Steuerreform: Die ÖVP wankt
Warum die ÖVP den Finanzminister düpiert. Warum es plötzlich Nachverhandlungen geben soll. Und warum die SPÖ an der Handschlagqualität der ÖVP zweifelt.
Der Verhandlungsspielraum sei „ausgereizt“. Die Interessenvertreter sollten sich „keine Hoffnungen machen, dass noch großartige Änderungen möglich sind“.
So äußerte sich Finanzminister Hans Jörg Schelling vergangenen Dienstag, als er der Öffentlichkeit seinen Entwurf für die Steuerreform und die dafür notwendige Gegenfinanzierung vorstellte.
Der selbstbewusste Minister hatte die Rechnung ohne seine Partei, die ÖVP, gemacht.

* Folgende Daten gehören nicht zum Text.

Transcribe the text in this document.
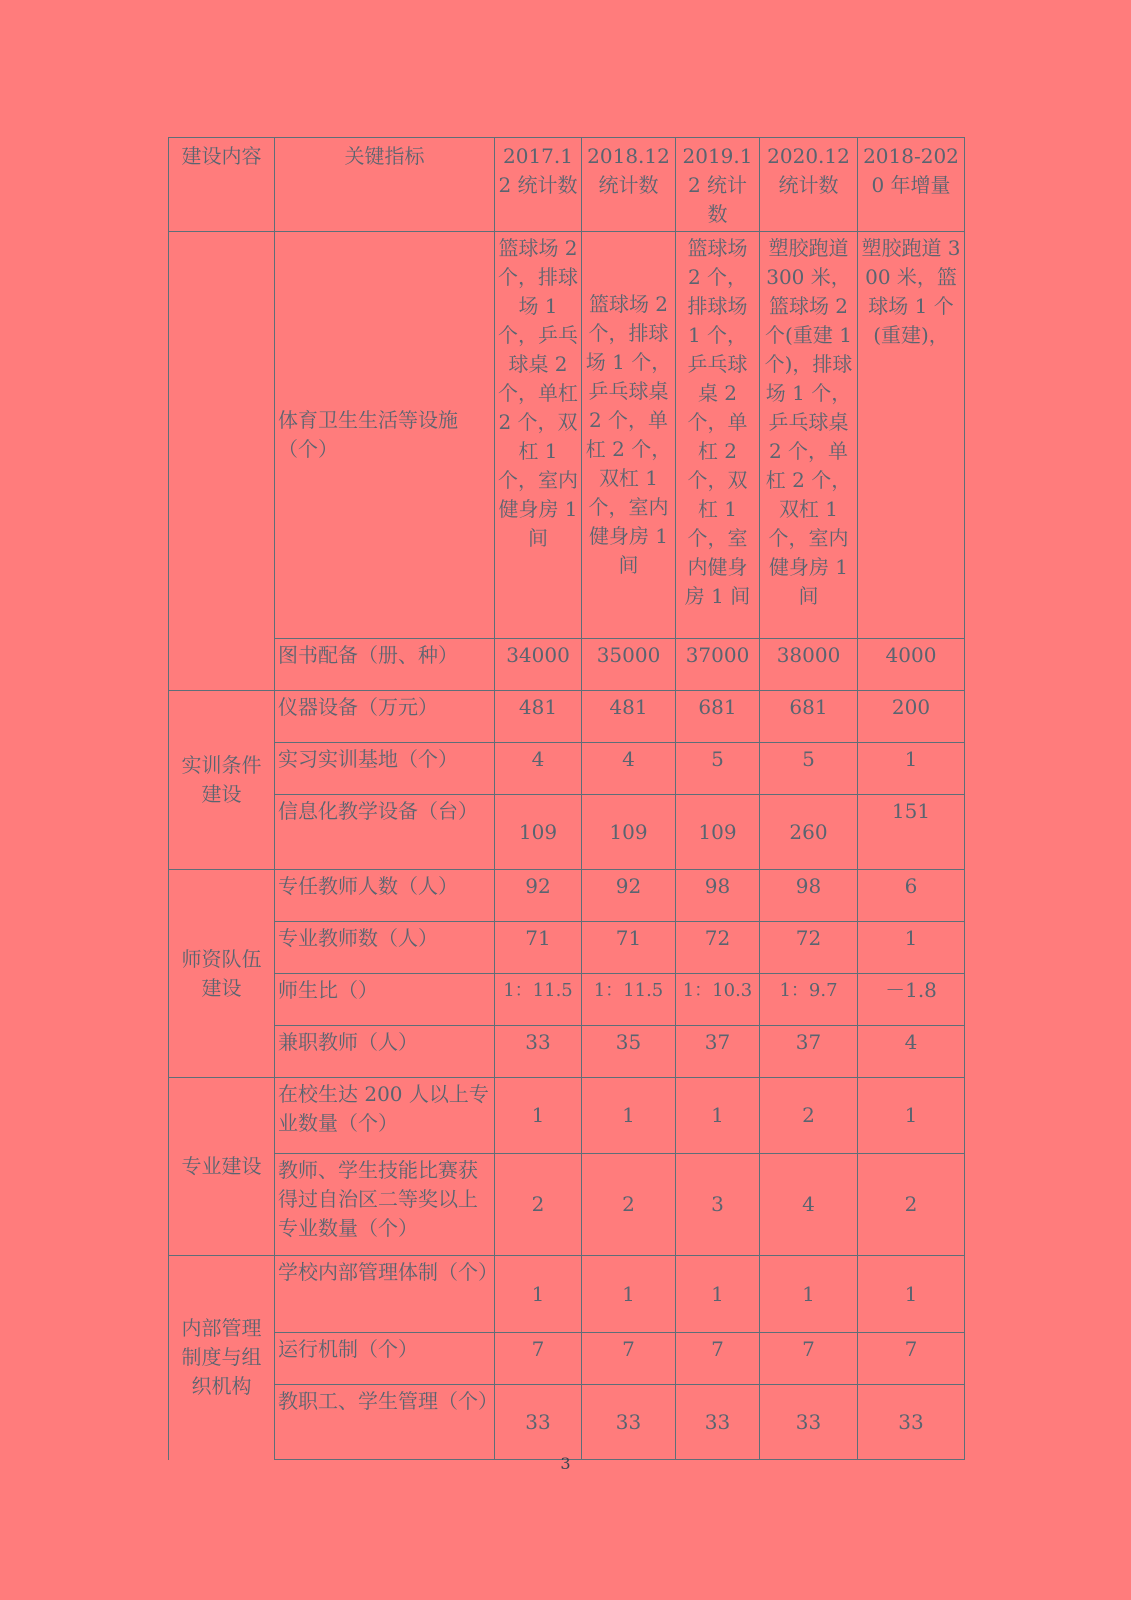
建设内容	关键指标	2017.12 统计数	2018.12 统计数	2019.12 统计数	2020.12 统计数	2018-2020 年增量
	体育卫生生活等设施（个）	篮球场 2 个，排球场 1 个，乒乓球桌 2 个，单杠 2 个，双杠 1 个，室内健身房 1 间	篮球场 2 个，排球场 1 个，乒乓球桌 2 个，单杠 2 个，双杠 1 个，室内健身房 1 间	篮球场 2 个，排球场 1 个，乒乓球桌 2 个，单杠 2 个，双杠 1 个，室内健身房 1 间	塑胶跑道 300 米，篮球场 2 个(重建 1 个)，排球场 1 个，乒乓球桌 2 个，单杠 2 个，双杠 1 个，室内健身房 1 间	塑胶跑道 300 米，篮球场 1 个(重建)，
	图书配备（册、种）	34000	35000	37000	38000	4000
实训条件建设	仪器设备（万元）	481	481	681	681	200
	实习实训基地（个）	4	4	5	5	1
	信息化教学设备（台）	109	109	109	260	151
师资队伍建设	专任教师人数（人）	92	92	98	98	6
	专业教师数（人）	71	71	72	72	1
	师生比（）	1：11.5	1：11.5	1：10.3	1：9.7	－1.8
	兼职教师（人）	33	35	37	37	4
专业建设	在校生达 200 人以上专业数量（个）	1	1	1	2	1
	教师、学生技能比赛获得过自治区二等奖以上专业数量（个）	2	2	3	4	2
内部管理制度与组织机构	学校内部管理体制（个）	1	1	1	1	1
	运行机制（个）	7	7	7	7	7
	教职工、学生管理（个）	33	33	33	33	33
3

Denn gestern, Dienstag, betonte Klubchef Reinhold Lopatka, dass es sich bei dem Entwurf gar nicht um den Entwurf des Finanzministers handle. Sondern nur um einen „Wunsch der Spitzenbeamten des Finanzministeriums.“Es seien also, anders als von Schelling vergangene Woche angekündigt, durchaus noch Änderungen drinnen: Die Gesetzesvorlage werde in der jetzigen Form nicht beschlossen, betonte der Klubchef.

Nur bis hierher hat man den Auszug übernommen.